Area bounded by $f(x) =\frac{(x-1)(x+1)}{x-2}$, x-axis and ordinates $x = 0$ and $x = 3/2$ (in square units) is 

$\frac{7}{8}$

Clearly, f (x) is everywhere continuous and differentiable except at $x = 2$. The signs of f (x) for different values of x are shown in Fig.

A rough sketch of the curve $y = f (x)$ is as shown in Fig.

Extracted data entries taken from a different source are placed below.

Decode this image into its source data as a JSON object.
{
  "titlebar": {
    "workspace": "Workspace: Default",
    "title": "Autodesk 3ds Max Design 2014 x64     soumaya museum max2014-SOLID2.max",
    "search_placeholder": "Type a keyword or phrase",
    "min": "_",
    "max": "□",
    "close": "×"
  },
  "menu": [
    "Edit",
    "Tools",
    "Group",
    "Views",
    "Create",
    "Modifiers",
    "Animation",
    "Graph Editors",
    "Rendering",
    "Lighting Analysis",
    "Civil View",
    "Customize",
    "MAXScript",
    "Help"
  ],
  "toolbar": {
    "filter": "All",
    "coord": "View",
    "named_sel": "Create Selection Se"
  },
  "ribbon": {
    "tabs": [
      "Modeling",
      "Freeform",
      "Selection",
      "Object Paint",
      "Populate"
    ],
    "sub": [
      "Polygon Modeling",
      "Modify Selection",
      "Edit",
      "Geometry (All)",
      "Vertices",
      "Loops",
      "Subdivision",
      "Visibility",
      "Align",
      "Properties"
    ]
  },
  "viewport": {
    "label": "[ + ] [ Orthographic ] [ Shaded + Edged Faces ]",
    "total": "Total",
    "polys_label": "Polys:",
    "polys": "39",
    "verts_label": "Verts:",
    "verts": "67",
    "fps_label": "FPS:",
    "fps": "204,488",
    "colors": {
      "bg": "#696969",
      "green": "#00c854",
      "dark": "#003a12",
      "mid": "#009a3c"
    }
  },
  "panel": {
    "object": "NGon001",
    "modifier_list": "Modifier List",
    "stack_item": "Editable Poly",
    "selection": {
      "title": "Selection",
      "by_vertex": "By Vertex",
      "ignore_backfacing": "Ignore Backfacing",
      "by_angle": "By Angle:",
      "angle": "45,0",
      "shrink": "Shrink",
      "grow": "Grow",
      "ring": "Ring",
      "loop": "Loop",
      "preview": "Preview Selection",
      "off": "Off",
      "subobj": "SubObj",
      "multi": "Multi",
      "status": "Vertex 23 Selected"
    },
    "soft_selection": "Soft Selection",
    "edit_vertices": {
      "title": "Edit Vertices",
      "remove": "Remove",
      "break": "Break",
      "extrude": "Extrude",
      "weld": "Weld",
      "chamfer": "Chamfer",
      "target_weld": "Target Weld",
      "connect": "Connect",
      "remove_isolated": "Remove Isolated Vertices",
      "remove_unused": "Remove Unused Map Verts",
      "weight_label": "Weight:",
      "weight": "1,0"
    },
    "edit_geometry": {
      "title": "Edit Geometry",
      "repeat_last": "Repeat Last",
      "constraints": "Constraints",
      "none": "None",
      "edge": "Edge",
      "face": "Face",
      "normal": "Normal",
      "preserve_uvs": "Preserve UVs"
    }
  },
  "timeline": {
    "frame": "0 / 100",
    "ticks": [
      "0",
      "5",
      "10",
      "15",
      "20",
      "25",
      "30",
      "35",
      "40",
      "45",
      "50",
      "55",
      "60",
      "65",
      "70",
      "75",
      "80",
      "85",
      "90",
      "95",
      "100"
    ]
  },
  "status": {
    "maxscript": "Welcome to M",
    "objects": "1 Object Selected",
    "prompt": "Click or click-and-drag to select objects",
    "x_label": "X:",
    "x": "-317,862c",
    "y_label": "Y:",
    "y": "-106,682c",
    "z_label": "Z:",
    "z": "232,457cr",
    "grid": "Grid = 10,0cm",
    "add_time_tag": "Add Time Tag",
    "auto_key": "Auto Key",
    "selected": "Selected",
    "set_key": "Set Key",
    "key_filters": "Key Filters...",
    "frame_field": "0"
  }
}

Let A denote the required area. Then,

$A=\int\limits_{0}^{3/2}f(x)dx$

$⇒A=\int\limits_0^1f(x)dx+\left|\int\limits_{1}^{3/2}f(x)dx\right|$

$⇒A=\int\limits_0^1\frac{(x-1)(x+1)}{x-2}dx-\int\limits_{1}^{3/2}\frac{(x-1)(x+1)}{x-2}dx$

$⇒A=\int\limits_0^1\left(x+2+\frac{3}{x-2}\right)dx-\int\limits_{1}^{3/2}\left(x+2+\frac{3}{x-2}\right)dx$

$⇒A=[\frac{(x+2)^2}{2}+3\log|x-2|]_0^1-[\frac{(x+2)^2}{2}+3\log|x-2|]_{1}^{3/2}$

$⇒A=\left(\frac{9}{2}-2-3\log 2\right)\left[\left(\frac{49}{8}+3\log \frac{1}{2}\right)-\frac{9}{2}\right]=\frac{7}{8}$ sq. units.